Während des gesamten Wochenendes gingen bei der Polizei immer wieder Meldungen ein, dass ein weiteres Reh auf dem Terrain der Autobahn, innerhalb des zwischenzeitlich wieder reparierten Wildschutzzaunes, herumlaufen soll.
Erst amMontag-Vormittag konnten Polizisten das gesuchte Tier tatsächlich sichten. Da keine Möglichkeit bestand, das Reh, das ständig die Fahrbahnen überquerte, anderweitig zu entfernen und während des fließenden Verkehrs eine gefahrlose Schussabgabe nicht möglich war, wurde die Autobahn um 11.45 Uhr vollständig gesperrt.

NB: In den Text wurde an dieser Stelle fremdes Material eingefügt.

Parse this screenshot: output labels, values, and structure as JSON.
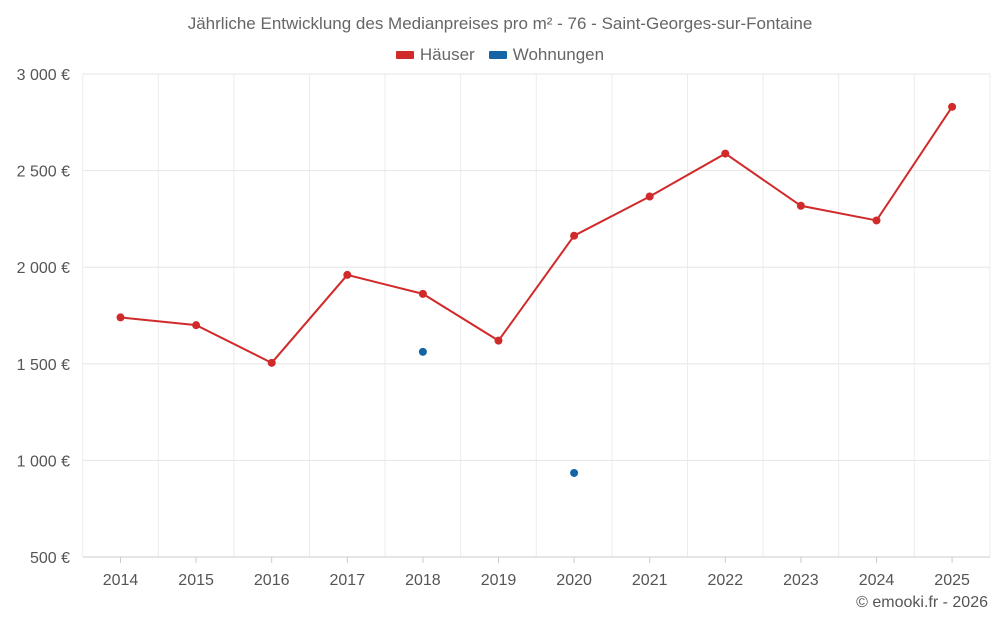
{
  "chart_data": {
    "type": "line",
    "title": "Jährliche Entwicklung des Medianpreises pro m² - 76 - Saint-Georges-sur-Fontaine",
    "categories": [
      "2014",
      "2015",
      "2016",
      "2017",
      "2018",
      "2019",
      "2020",
      "2021",
      "2022",
      "2023",
      "2024",
      "2025"
    ],
    "series": [
      {
        "name": "Häuser",
        "color": "#d12a2a",
        "values": [
          1740,
          1700,
          1505,
          1960,
          1862,
          1620,
          2163,
          2366,
          2588,
          2318,
          2242,
          2830
        ]
      },
      {
        "name": "Wohnungen",
        "color": "#1565a6",
        "values": [
          null,
          null,
          null,
          null,
          1562,
          null,
          935,
          null,
          null,
          null,
          null,
          null
        ]
      }
    ],
    "ylim": [
      500,
      3000
    ],
    "yticks": [
      500,
      1000,
      1500,
      2000,
      2500,
      3000
    ],
    "ytick_labels": [
      "500 €",
      "1 000 €",
      "1 500 €",
      "2 000 €",
      "2 500 €",
      "3 000 €"
    ],
    "grid": true,
    "legend_position": "top-center"
  },
  "credit": "© emooki.fr - 2026"
}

In der Jagd ausgebildete Polizeibeamte, die vom örtlichen Jagdpächter unterstützt wurden, konnten das gesuchte Reh nach knapp einer Stunde im abgesperrten Bereich ausfindig machen und erlegen. Der Verkehr wurde um 12.45 Uhr wieder freigegeben.
Aufgrund der Vollsperre kam es in beiden Fahrtrichtungen zu kilometerlangen Stauungen, von denen auch die Umleitungsstrecken betroffen waren.
23.05.05

Zwei Schwerverletzte

Schwandorf. Ein VW-Cabrio kam am Montagfrüh gegen 0.45 Uhr auf der Fahrt von Amberg nach Schwandorf in Höhe Kreith nach rechts von der Fahrbahn ab, legte über 100 Meter Fahrstrecke in einem Feld zurück, überschlug sich und blieb auf dem Dach liegen. Die beiden Wageninsassen wurden aus dem Fahrzeug geschleudert und schwer verletzt.
Die beiden Verletzten, ein 49-Jähriger aus dem Lkr Amberg-Sulzbach und sein 23-jähriger Sohn, wurden in die Krankenhäuser Amberg und Schwandorf eingeliefert. Die Fahrereigenschaft ist noch nicht mit letzter Sicherheit festgestellt. Vermutlich dürfte jedoch der Sohn das Auto zum Unfallzeitpunkt gesteuert haben. Bei beiden wurden Blutentnahmen angeordnet.
Das Auto war nicht mehr fahrbereit und musste abgeschleppt werden. Der Schaden beträgt 7.000 Euro. Die umliegenden Feuerwehren unterstützten die Polizei an die Unfallstelle.